Peu convaincant KZ Dora

C’est à Dora que François Le Gall, jeune Breton de 22 ans, meurt le 23 mars 1944. Il avait quitté le camp de Compiègne-Royallieu deux mois auparavant, transitant par Buchenwald tout d’abord avant de rejoindre le Konzentrationlager de Dora. En cela, le parcours de ce Finistérien est très proche de celui de dizaines d’autres résistants bretons, déportés en Allemagne en 1943-1944 : six Fougerais, dont Marcel Hamard, Joseph Huchet et Marcel Larmor, arrêtés mi-juillet 1943 à la suite d’un attentat à la grenade contre la Feldgendarmerie, vivent par exemple la même tragique expérience.

Un dessin sobre mais malheureusement très imprécis.

L’album signé par Robin Walter aux éditions Des ronds dans l’O, KZ Dora, a donc a priori de quoi parler1, tant la petite histoire qui y est transcrite, celle de deux amis déportés, Emile et Paul, qui se lient d’amitiés à Compiègne, croisée à celles de gardiens SS d’une part, d’ingénieurs en charge du développement des armes secrètes allemandes à Peenemünde d’autre part, a tout pour rejoindre la grande. La publication dans le même volume, préfacé par Stéphane Hessel, lui-même déporté à Buchenwald, et qui s’évade cependant lors d’un transfert de Dora – qu’il connut donc – à Bergen-Belsen, du témoignage de Pierre Walter, grand-père de l’auteur, qui l’inspira grandement, on s’en doute, offre d’ailleurs une indéniable plus-value à cet album dont la couverture, alliant sobriété et violence implicite, est particulièrement forte.
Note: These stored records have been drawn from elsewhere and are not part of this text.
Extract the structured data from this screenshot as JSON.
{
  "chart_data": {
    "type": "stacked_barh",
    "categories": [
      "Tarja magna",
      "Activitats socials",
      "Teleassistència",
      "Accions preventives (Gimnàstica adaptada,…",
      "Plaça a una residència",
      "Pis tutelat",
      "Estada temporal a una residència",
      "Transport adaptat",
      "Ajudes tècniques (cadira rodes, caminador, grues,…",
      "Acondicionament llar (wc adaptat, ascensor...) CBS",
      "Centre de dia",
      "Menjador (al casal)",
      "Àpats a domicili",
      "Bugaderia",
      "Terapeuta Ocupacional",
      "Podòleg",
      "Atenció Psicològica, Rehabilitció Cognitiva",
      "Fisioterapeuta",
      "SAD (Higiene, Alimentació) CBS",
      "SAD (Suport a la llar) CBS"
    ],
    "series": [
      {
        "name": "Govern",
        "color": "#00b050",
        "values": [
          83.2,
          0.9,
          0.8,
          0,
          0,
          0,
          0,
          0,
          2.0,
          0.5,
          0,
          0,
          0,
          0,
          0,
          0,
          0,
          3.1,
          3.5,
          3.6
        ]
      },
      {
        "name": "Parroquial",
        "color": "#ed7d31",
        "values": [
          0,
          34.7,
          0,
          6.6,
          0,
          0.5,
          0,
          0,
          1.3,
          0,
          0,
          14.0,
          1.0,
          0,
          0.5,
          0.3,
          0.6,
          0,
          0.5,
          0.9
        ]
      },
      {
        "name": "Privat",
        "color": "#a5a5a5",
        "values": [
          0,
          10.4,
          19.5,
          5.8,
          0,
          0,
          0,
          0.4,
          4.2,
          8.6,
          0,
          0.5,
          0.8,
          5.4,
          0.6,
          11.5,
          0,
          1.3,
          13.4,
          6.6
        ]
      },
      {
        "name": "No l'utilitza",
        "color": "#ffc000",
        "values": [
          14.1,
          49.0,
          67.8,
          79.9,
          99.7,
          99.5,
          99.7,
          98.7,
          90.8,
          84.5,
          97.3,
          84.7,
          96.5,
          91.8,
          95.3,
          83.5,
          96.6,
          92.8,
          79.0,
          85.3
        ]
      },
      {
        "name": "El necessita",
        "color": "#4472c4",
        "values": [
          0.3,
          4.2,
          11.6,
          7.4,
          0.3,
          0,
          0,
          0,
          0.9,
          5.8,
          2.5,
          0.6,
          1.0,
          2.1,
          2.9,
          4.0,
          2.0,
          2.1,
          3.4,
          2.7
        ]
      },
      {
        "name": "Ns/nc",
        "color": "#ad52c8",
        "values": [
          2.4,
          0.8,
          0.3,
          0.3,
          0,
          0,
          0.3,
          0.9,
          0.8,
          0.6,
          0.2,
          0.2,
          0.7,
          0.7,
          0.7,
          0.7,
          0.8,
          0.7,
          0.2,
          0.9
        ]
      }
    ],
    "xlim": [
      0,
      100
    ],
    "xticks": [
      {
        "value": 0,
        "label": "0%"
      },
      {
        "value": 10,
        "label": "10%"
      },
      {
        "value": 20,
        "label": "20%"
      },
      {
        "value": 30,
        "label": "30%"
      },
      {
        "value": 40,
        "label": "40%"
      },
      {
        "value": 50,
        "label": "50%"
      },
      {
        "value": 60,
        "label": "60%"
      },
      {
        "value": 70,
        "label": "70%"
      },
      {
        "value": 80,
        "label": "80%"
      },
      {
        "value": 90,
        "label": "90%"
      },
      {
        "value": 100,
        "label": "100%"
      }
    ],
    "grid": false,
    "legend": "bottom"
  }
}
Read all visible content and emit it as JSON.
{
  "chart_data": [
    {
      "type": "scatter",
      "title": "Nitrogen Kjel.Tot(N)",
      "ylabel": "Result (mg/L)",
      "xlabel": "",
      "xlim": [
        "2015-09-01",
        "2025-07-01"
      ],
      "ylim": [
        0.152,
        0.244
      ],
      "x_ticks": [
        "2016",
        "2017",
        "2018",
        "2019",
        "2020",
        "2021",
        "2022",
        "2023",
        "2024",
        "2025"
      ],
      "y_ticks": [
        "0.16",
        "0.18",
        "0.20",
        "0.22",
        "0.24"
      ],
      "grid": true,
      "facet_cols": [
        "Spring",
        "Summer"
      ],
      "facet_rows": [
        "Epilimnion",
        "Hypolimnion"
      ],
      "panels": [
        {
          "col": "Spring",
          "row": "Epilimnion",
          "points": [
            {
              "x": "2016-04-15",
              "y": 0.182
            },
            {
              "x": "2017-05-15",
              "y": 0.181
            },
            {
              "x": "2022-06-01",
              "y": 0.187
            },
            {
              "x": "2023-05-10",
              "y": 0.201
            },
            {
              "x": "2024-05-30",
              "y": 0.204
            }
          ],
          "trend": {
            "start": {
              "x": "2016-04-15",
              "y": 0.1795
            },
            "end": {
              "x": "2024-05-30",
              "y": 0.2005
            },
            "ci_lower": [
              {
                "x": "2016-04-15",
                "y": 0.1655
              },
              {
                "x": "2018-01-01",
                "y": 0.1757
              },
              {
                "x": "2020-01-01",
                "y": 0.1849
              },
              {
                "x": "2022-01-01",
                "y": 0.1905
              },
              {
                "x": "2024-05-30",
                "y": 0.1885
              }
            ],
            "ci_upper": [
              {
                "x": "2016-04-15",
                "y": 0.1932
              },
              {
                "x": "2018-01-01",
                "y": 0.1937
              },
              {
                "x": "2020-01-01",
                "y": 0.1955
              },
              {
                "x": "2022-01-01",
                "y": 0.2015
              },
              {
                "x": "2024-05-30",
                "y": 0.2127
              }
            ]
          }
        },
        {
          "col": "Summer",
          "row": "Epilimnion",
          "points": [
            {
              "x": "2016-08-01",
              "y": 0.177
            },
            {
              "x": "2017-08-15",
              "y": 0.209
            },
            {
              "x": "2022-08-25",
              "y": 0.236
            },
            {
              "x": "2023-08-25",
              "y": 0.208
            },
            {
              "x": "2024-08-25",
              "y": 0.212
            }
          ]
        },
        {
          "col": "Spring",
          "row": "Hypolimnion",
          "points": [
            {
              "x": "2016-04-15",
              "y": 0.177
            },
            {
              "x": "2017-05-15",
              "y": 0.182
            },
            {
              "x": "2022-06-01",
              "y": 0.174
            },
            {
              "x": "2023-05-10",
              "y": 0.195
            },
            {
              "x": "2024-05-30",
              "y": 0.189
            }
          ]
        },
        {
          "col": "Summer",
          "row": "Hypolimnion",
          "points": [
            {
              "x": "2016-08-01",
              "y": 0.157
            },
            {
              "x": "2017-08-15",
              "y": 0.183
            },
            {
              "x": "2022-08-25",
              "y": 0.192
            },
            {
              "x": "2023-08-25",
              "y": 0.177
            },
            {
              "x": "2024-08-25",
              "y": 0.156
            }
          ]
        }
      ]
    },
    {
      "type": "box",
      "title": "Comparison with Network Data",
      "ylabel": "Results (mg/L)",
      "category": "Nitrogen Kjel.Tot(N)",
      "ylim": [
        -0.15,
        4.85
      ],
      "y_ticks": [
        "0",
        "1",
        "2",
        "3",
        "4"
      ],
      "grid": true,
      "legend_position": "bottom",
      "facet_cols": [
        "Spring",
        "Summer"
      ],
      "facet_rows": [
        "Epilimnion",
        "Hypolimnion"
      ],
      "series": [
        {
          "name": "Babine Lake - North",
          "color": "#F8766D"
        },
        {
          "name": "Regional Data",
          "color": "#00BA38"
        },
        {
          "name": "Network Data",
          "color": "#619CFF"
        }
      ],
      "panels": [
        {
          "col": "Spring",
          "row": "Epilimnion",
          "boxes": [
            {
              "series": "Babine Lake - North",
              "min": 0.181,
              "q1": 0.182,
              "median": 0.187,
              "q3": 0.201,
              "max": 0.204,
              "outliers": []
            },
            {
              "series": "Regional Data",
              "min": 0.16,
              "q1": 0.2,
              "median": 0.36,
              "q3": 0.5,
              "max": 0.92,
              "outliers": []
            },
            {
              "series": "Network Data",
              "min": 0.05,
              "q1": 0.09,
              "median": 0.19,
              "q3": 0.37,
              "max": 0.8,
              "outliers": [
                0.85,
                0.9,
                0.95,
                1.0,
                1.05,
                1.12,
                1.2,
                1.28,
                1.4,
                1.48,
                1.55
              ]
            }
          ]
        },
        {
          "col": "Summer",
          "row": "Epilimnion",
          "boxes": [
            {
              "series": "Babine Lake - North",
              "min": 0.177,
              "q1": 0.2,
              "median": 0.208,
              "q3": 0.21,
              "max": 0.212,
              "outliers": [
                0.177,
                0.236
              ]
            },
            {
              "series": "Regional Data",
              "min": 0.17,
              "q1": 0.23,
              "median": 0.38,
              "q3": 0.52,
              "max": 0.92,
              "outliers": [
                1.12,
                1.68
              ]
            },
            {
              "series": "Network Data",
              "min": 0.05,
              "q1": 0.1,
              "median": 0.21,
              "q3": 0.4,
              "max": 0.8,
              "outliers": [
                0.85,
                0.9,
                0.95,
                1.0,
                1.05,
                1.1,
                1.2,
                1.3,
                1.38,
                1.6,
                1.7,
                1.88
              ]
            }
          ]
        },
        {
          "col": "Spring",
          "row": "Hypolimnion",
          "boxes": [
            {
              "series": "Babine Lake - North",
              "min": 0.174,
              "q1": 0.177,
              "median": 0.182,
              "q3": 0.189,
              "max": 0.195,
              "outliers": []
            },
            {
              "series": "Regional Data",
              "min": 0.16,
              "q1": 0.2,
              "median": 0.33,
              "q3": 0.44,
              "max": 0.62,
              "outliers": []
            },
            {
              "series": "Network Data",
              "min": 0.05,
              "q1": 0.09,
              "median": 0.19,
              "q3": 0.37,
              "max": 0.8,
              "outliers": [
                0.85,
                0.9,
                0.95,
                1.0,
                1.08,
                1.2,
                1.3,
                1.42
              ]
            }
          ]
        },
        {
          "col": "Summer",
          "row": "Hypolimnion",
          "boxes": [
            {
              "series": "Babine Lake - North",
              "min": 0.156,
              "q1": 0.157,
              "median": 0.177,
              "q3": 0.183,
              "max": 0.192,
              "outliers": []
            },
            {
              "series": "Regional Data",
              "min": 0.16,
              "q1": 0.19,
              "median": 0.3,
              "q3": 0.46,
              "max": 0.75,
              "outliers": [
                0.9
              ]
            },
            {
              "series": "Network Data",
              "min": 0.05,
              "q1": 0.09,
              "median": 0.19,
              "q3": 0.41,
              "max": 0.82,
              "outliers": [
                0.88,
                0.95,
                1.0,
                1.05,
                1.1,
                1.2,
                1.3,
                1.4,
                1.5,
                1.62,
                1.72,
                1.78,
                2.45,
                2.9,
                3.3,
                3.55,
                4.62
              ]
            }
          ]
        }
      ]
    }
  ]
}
Malheureusement, ce témoignage de Pierre Walter apparait, au final, comme le point fort du livre, ce qui pose problème pour un album… de BD avant tout.  Le dessin et le scénario ne tiennent en effet guère leurs promesses. Les dialogues des jeunes résistants français, dans leurs dimensions trop « pédagogiques », sonnent tout aussi faux que ceux des SS qui ponctuent chacun de leurs échanges de rires que l’on n’imagine sadiques. Quant au dessin, l’on peine à reconnaître et identifier les différents personnages d’une planche voire d’une case à l’autre. Surtout, l’incapacité de l’auteur à dessiner avec un semblant de réalisme, même stylisé, les uniformes allemands conduits à décrédibiliser la plupart des pages mettant en scène les gardiens de Dora : l’on ne sait trop, parfois, si l’on a affaire à des SS ou à l’on ne sait quels représentants d’une milice sortie de Star Trek ou d’un quelconque – mauvais – film d’anticipation.

L'une incohérences les plus marquantes de l'album: les protagonistes parlent de génocide alors que le terme, inventé en 1944 par le juriste Raphael Lemkin, n'arrive que plus tardivement dans le vocabulaire courant.

Le sujet méritait mieux, à n’en pas douter. Là où Florent Silloray, dans Les carnets de Roger, nous convainquait – d’ailleurs plus que Tardi lui-même dans Moi, René Tardi, prisonnier de guerre au Stalag IIB – de l’utilité de la BD pour rendre compte d’une expérience familiale de la guerre, qu’il s’agisse de celle d’un père ou d’un grand-père, Robin Walter déçoit grandement ici.

L’histoire et, peut-être plus encore, la mémoire ne gagnent malheureusement pas grand-chose à la lecture de cet album.

Yann LAGADEC

 

WALTER, Robin, KZ Dora. L’intégrale, Vincennes, Des ronds dans l’O éditions, 2015.

 

1 WALTER, Robin, KZ Dora. L’intégrale, Vincennes, Des ronds dans l’O éditions, 2015.